Web Gateway and UTM have a central categorisation system that it used to control access to various types of content. When the system is deciding whether to block content (e.g. when filtering web traffic, or the Mail Server and Filter module blocking inappropriate mails), they first attempt to categorise the content by using the criteria defined for each category.
The system has a selection of predefined categories and we provide regular updates to the categorisation criteria. You can also create new categories as you see fit, and you can modify the categorisation criteria for both the predefined and user defined categories yourself by right clicking the category. When modifying the predefined categories, any criteria that you add yourself will always override the criteria that we manage - you, rather than us, are ultimately in control of your network!
There are several different types of categorisation criteria that you can edit:
- URIs - the Web Proxy and Filter module will examine the web address (URI) that the user is accessing. The URI patterns that are listed in each category can determine the categories to which it belongs. These criteria are not used by the Mail Server and Filter module.
- HTTP response headers - these are sent by the web server when a web site is accessed. The Web Proxy and Filter module examines the HTTP response headers for each request. These criteria are not used by the Mail Server and Filter module.
- Content types - this is a description of what kind of data is being filtered - it could signify that it is a text document, or a spreadsheet, for example. The Mail Server and Filter and Web Proxy and Filter modules can determine what type of data they are scanning.
- Keywords - The Mail Server and Filter and Web Proxy and Filter modules analyse content looking for words, sentences and complex expressions.
The final determination of which categories the content belongs to is made by a combination of many individual pieces identified by all of the criteria that makes up a category, with each piece contributes a "score" - the higher the score, the more likely it is that the content belongs to that category.
If you want to categorise a website, you can simply add its address to the appropriate categories by right clicking the category and then Edit URIs. You can now click Add URI and define a pattern to match the address. The top of the dialogue box shows a description of what the pattern you have entered will match. You can make the pattern as specific or as non-specific as necessary.
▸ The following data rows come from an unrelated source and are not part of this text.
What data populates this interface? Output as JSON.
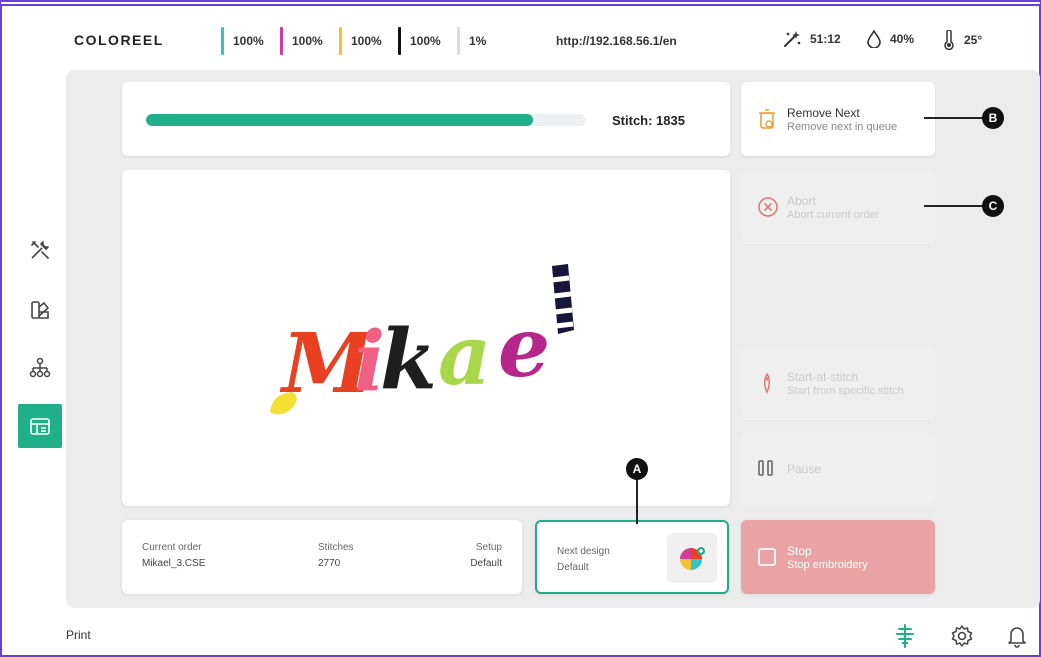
{
  "header": {
    "brand": "COLOREEL",
    "inks": [
      {
        "value": "100%",
        "color": "#36c1cf"
      },
      {
        "value": "100%",
        "color": "#d33b9c"
      },
      {
        "value": "100%",
        "color": "#f2c230"
      },
      {
        "value": "100%",
        "color": "#111111"
      },
      {
        "value": "1%",
        "color": "#dddddd"
      }
    ],
    "url": "http://192.168.56.1/en",
    "time": "51:12",
    "humidity": "40%",
    "temperature": "25°"
  },
  "progress": {
    "fraction": 0.88,
    "stitch_label": "Stitch: 1835"
  },
  "preview": {
    "design_text": "Mikael"
  },
  "order": {
    "current_order_label": "Current order",
    "current_order_value": "Mikael_3.CSE",
    "stitches_label": "Stitches",
    "stitches_value": "2770",
    "setup_label": "Setup",
    "setup_value": "Default"
  },
  "next_design": {
    "label": "Next design",
    "value": "Default"
  },
  "actions": {
    "remove_next": {
      "title": "Remove Next",
      "subtitle": "Remove next in queue"
    },
    "abort": {
      "title": "Abort",
      "subtitle": "Abort current order"
    },
    "start_at_stitch": {
      "title": "Start-at-stitch",
      "subtitle": "Start from specific stitch"
    },
    "pause": {
      "title": "Pause"
    },
    "stop": {
      "title": "Stop",
      "subtitle": "Stop embroidery"
    }
  },
  "callouts": {
    "a": "A",
    "b": "B",
    "c": "C"
  },
  "footer": {
    "print_label": "Print"
  },
  "icons": {
    "sidebar": [
      "tools-icon",
      "color-palette-icon",
      "network-icon",
      "embroidery-machine-icon"
    ],
    "footer": [
      "machine-status-icon",
      "gear-icon",
      "bell-icon"
    ]
  },
  "colors": {
    "accent": "#1fb08a",
    "stop": "#e9a3a3",
    "remove_icon": "#e9a23b",
    "abort_icon": "#e07878"
  }
}
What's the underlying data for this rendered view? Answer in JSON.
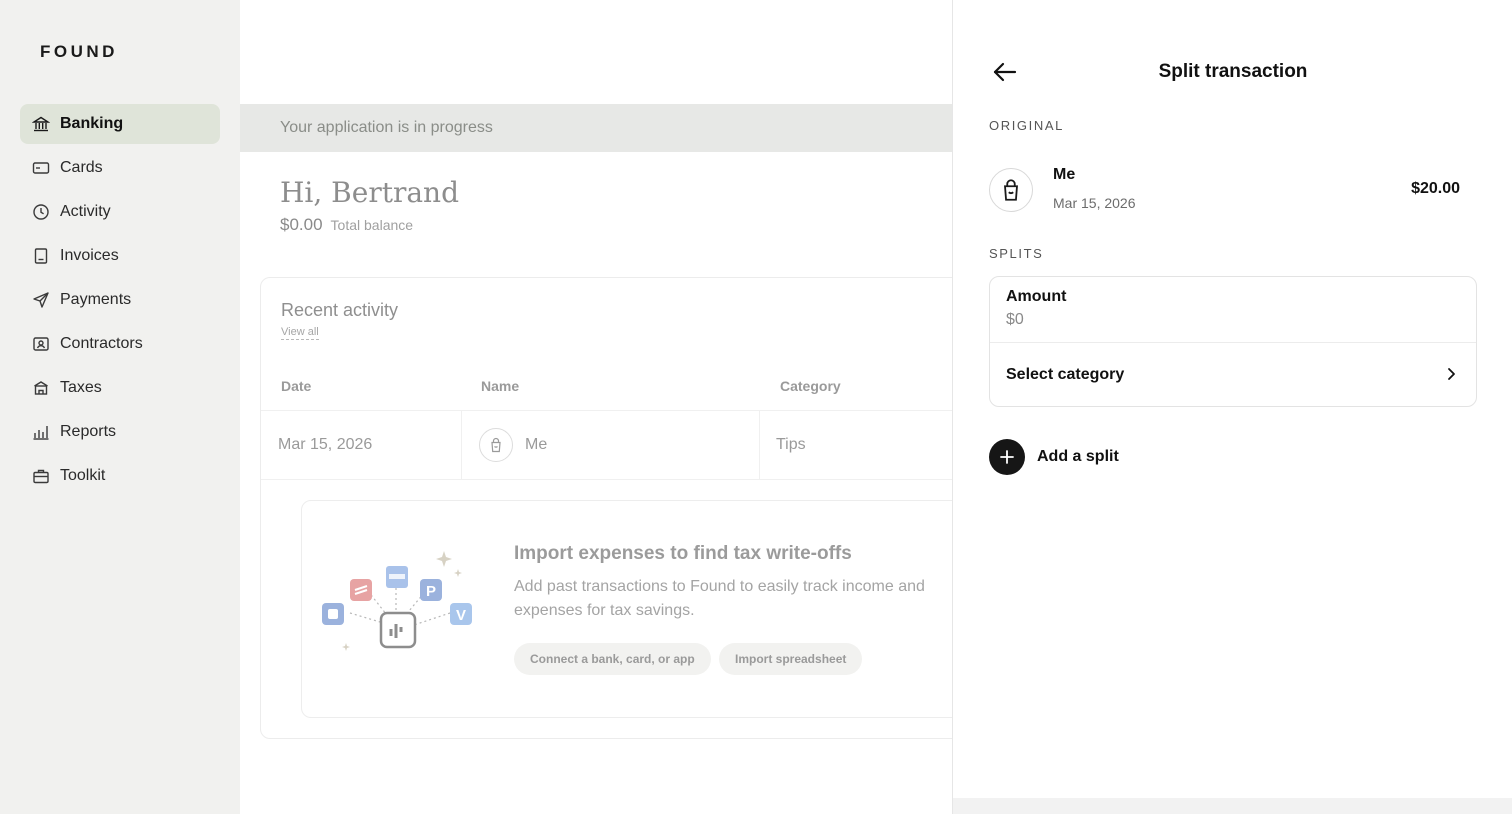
{
  "app": {
    "logo": "FOUND"
  },
  "sidebar": {
    "items": [
      {
        "label": "Banking",
        "icon": "bank-icon",
        "active": true
      },
      {
        "label": "Cards",
        "icon": "card-icon"
      },
      {
        "label": "Activity",
        "icon": "clock-icon"
      },
      {
        "label": "Invoices",
        "icon": "invoice-icon"
      },
      {
        "label": "Payments",
        "icon": "send-icon"
      },
      {
        "label": "Contractors",
        "icon": "contractor-icon"
      },
      {
        "label": "Taxes",
        "icon": "taxes-icon"
      },
      {
        "label": "Reports",
        "icon": "bar-chart-icon"
      },
      {
        "label": "Toolkit",
        "icon": "briefcase-icon"
      }
    ]
  },
  "main": {
    "banner": "Your application is in progress",
    "greeting": "Hi, Bertrand",
    "balance": {
      "amount": "$0.00",
      "label": "Total balance"
    },
    "recent": {
      "title": "Recent activity",
      "view_all": "View all",
      "headers": {
        "date": "Date",
        "name": "Name",
        "category": "Category"
      },
      "rows": [
        {
          "date": "Mar 15, 2026",
          "name": "Me",
          "category": "Tips",
          "icon": "bag-icon"
        }
      ]
    },
    "import": {
      "title": "Import expenses to find tax write-offs",
      "description": "Add past transactions to Found to easily track income and expenses for tax savings.",
      "connect_button": "Connect a bank, card, or app",
      "spreadsheet_button": "Import spreadsheet"
    }
  },
  "panel": {
    "title": "Split transaction",
    "original_label": "ORIGINAL",
    "original": {
      "name": "Me",
      "date": "Mar 15, 2026",
      "amount": "$20.00",
      "icon": "bag-icon"
    },
    "splits_label": "SPLITS",
    "split": {
      "amount_label": "Amount",
      "amount_placeholder": "$0",
      "category_label": "Select category"
    },
    "add_split": "Add a split"
  },
  "colors": {
    "active_nav_bg": "#dfe4d9",
    "sidebar_bg": "#f1f1ef",
    "banner_bg": "#e7e8e6",
    "add_button_bg": "#161616"
  }
}
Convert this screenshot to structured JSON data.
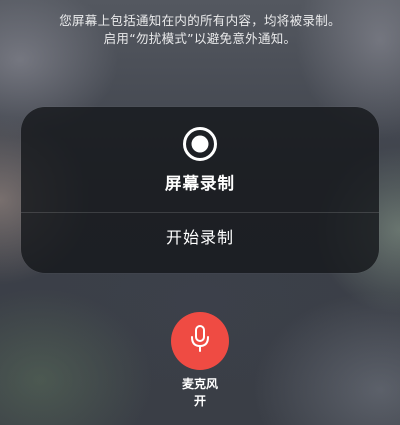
{
  "notice": {
    "line1": "您屏幕上包括通知在内的所有内容，均将被录制。",
    "line2": "启用“勿扰模式”以避免意外通知。"
  },
  "recording_card": {
    "title": "屏幕录制",
    "icon": "record-icon",
    "start_button_label": "开始录制"
  },
  "microphone": {
    "label": "麦克风",
    "state": "开",
    "icon": "microphone-icon",
    "accent_color": "#ef4b43"
  }
}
Similarly, if a web site is being consistently miscategorised, you can add its address to that category and tick the Exclude from category box.
Please note that the system does not use "*" as a wildcard - to make partial matches on a URI, please use the drop-down menus provided.
HTTP Response Headers
When an object is fetched from a web server, the server includes a number of headers in the response, which provide some information about the object. These headers can be scanned for certain information and used to help categorisation. Right click the category and then Edit HTTP response headers. You can click Add header to define a pattern to match a particular header - specify the HTTP header name, and a keyword to look for in that header. You can specify whether to treat the keyword as the start of a word, end of a word, whole word, or tell it to ignore word boundaries and find that text anywhere. For advanced use, it is possible to specify the keyword as a Perl compatible regular expression. Finally, you can specify how much a matching header will contribute to the score - the higher the score, the more likely it is that the content belongs to that category.
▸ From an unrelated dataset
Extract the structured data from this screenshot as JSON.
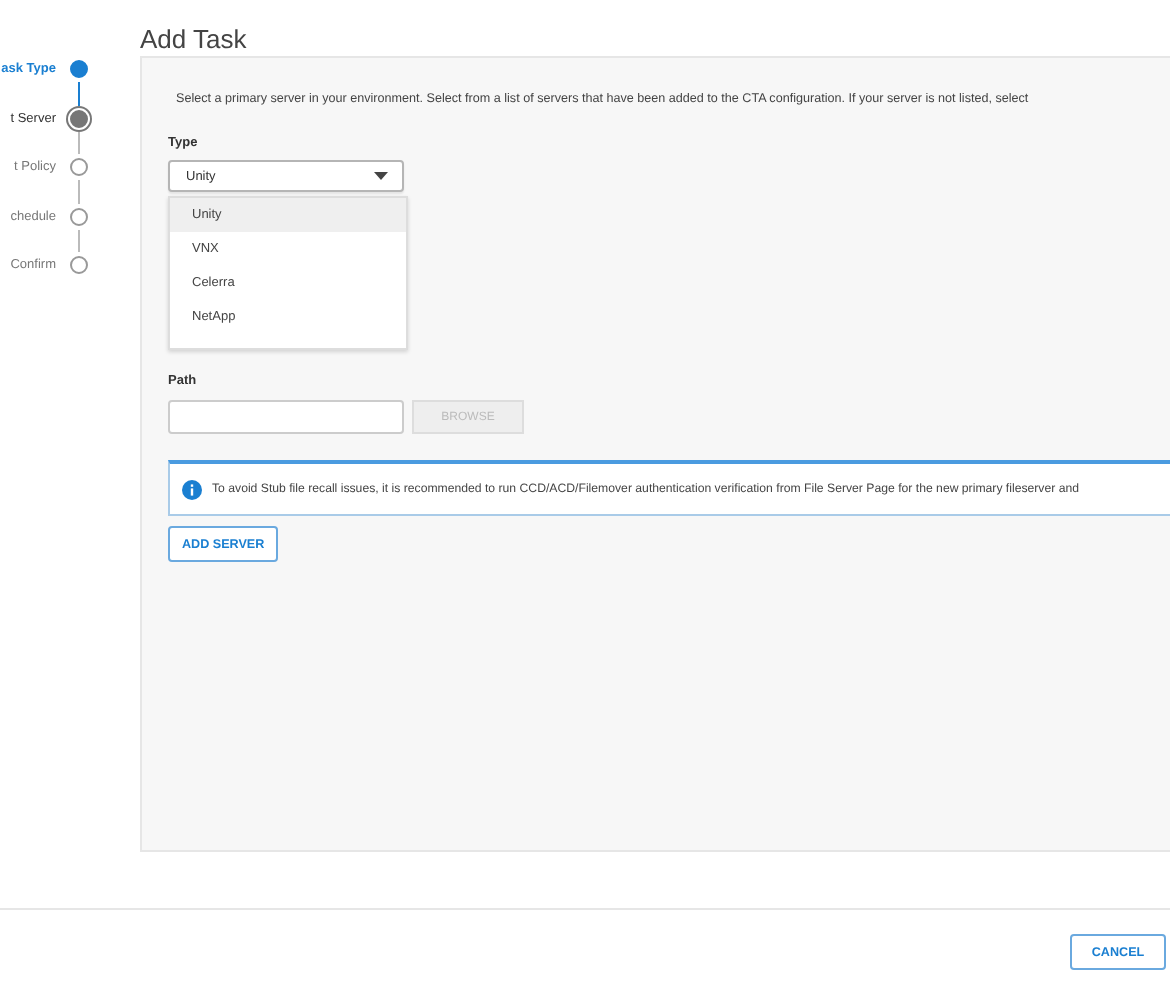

If you want to block a certain type of file, you can tell the system that all files of that type belong to a certain category. Right click the category and then Edit content types. You can now click Add content type and specify the content type to match in the standard MIME content type format ("type/subtype"). If the subtype box is left blank, the rule matches all subtypes - i.e. "image/" will match all images.
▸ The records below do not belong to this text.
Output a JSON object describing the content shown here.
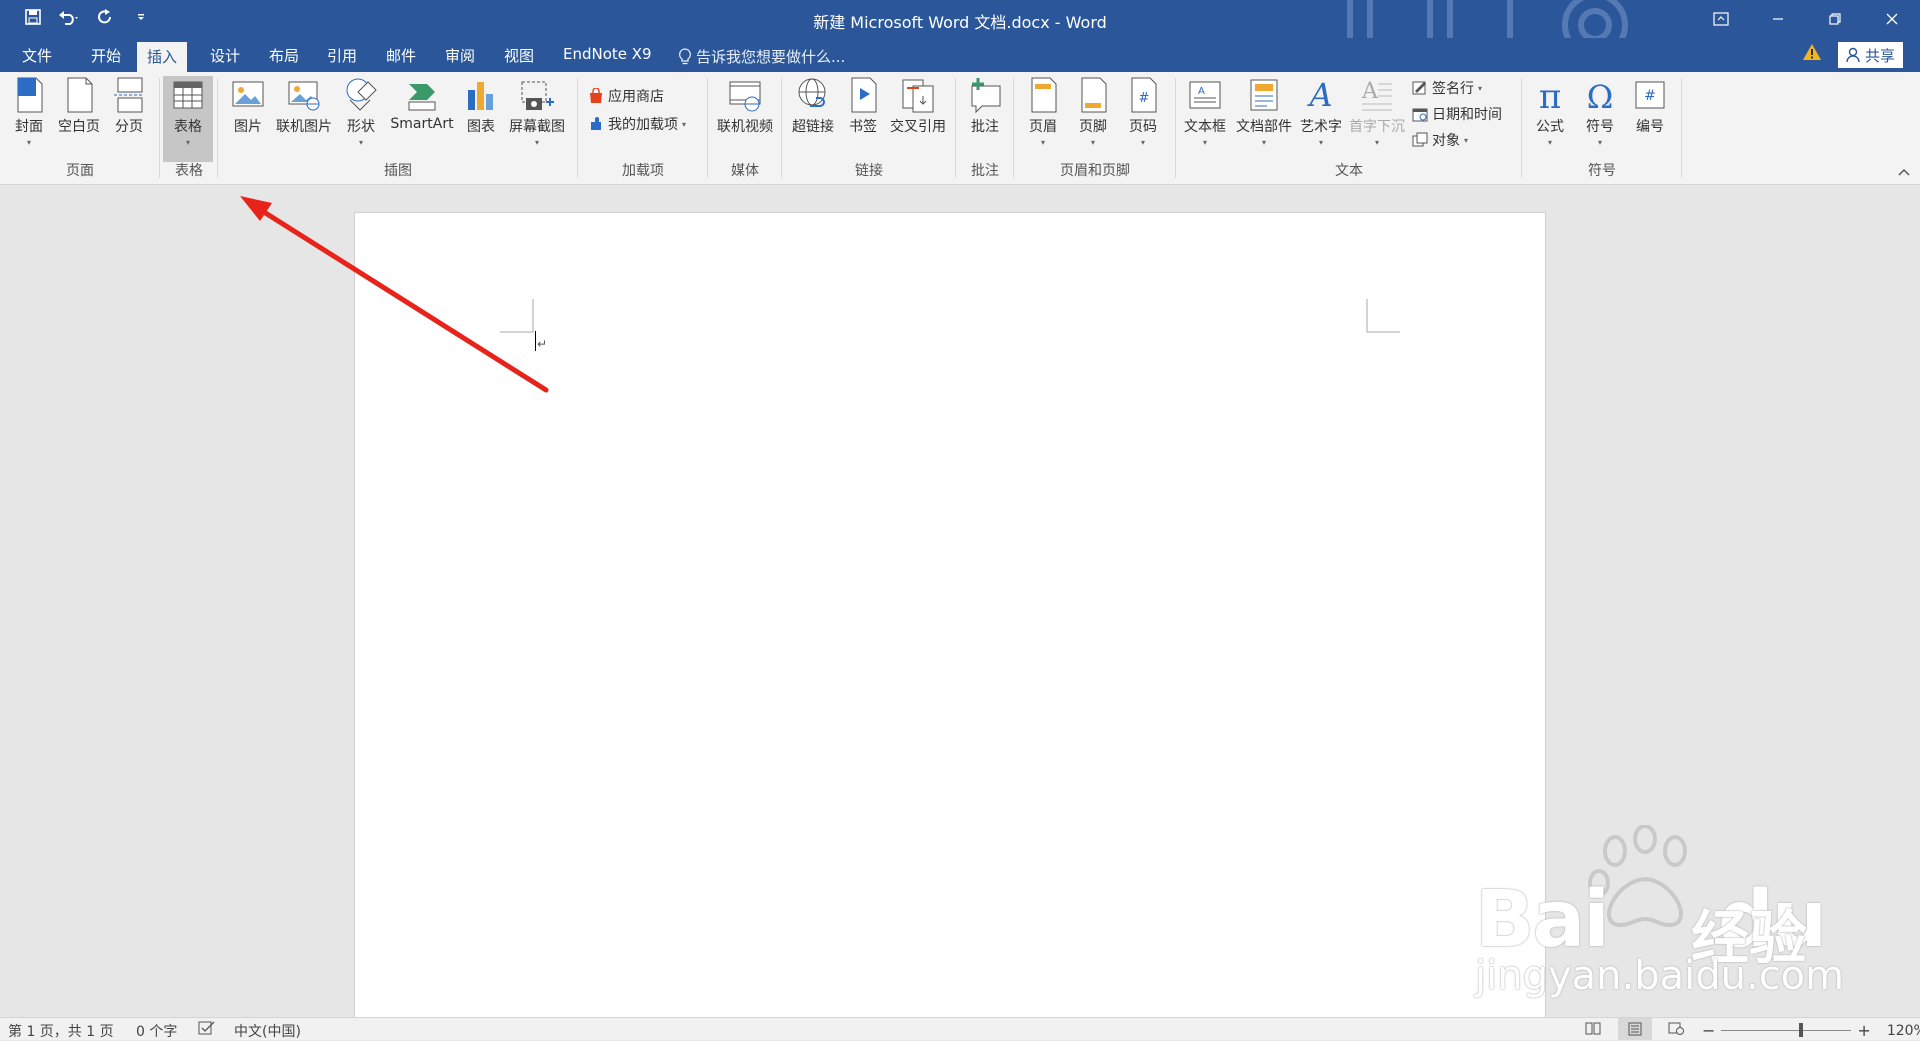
{
  "titlebar": {
    "title": "新建 Microsoft Word 文档.docx - Word",
    "qat_icons": [
      "save-icon",
      "undo-icon",
      "redo-icon",
      "customize-qat-icon"
    ],
    "window_icons": [
      "ribbon-display-options-icon",
      "minimize-icon",
      "restore-icon",
      "close-icon"
    ]
  },
  "tabs": [
    "文件",
    "开始",
    "插入",
    "设计",
    "布局",
    "引用",
    "邮件",
    "审阅",
    "视图",
    "EndNote X9"
  ],
  "active_tab": "插入",
  "tellme": {
    "placeholder": "告诉我您想要做什么..."
  },
  "share_label": "共享",
  "ribbon": {
    "pages": {
      "label": "页面",
      "cover": "封面",
      "blank": "空白页",
      "break": "分页"
    },
    "tables": {
      "label": "表格",
      "table": "表格"
    },
    "illustrations": {
      "label": "插图",
      "picture": "图片",
      "online_picture": "联机图片",
      "shapes": "形状",
      "smartart": "SmartArt",
      "chart": "图表",
      "screenshot": "屏幕截图"
    },
    "addins": {
      "label": "加载项",
      "store": "应用商店",
      "my_addins": "我的加载项"
    },
    "media": {
      "label": "媒体",
      "online_video": "联机视频"
    },
    "links": {
      "label": "链接",
      "hyperlink": "超链接",
      "bookmark": "书签",
      "cross_ref": "交叉引用"
    },
    "comments": {
      "label": "批注",
      "comment": "批注"
    },
    "header_footer": {
      "label": "页眉和页脚",
      "header": "页眉",
      "footer": "页脚",
      "page_number": "页码"
    },
    "text": {
      "label": "文本",
      "textbox": "文本框",
      "quick_parts": "文档部件",
      "wordart": "艺术字",
      "dropcap": "首字下沉",
      "signature": "签名行",
      "datetime": "日期和时间",
      "object": "对象"
    },
    "symbols": {
      "label": "符号",
      "equation": "公式",
      "symbol": "符号",
      "numbering": "编号"
    }
  },
  "document": {
    "paragraph_mark": "↵"
  },
  "statusbar": {
    "page": "第 1 页，共 1 页",
    "words": "0 个字",
    "language": "中文(中国)",
    "zoom": "120%",
    "zoom_minus": "−",
    "zoom_plus": "+"
  },
  "watermark": {
    "brand": "Bai",
    "brand2": "du",
    "cn": "经验",
    "url": "jingyan.baidu.com"
  },
  "colors": {
    "accent": "#2b579a",
    "ribbon_bg": "#f3f3f3",
    "arrow": "#e8231a"
  }
}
You can specify keywords to look for in textual content. This is a powerful feature, but one to be used with care since it is very easy to miscategorise content. A keyword can be a single word (or even part of a single word), a sentence, or a more complex expression. Right click the category and then Edit keywords. You can now click Add keyword and specify the keyword to match. You can specify whether to treat the keyword as the start of a word, end of a word, whole word, or tell it to ignore word boundaries and find that text anywhere. For advanced use, it is possible to specify the keyword as a Perl compatible regular expression. Finally, you can specify how much the keyword will contribute to the score if it is found - the higher the score, the more likely it is that the content belongs to that category. As a rule of thumb, single words should not be assigned a high score as the probability of a false positive is quite high; longer sentences can usually more safely be given a higher score.
Fixing False Positives
As with all heuristics, whilst we endeavour to make the categorisation system as reliable as possible, it is never 100% accurate and content will sometimes be miscategorised.
If the miscategorisation is an isolated case of the Web Proxy and Filter consistently miscategorising a web site, then some simple steps can be taken to prevent it: edit the offending category's URIs and add the web site's address with the Exclude from category box ticked. This will ensure that the web site will never be considered to be in that category. If the web site is completely trusted (e,g, your own intranet site) then consider adding an override to the Web Proxy and Filter module to completely disable filtering.
If a lot of content is being miscategorised, you might consider lowering the sensitivity of the offending categories. Also, it is a good idea to check any categorisation criteria that you have added and remove any that is likely to make the categorisation system over-sensitive.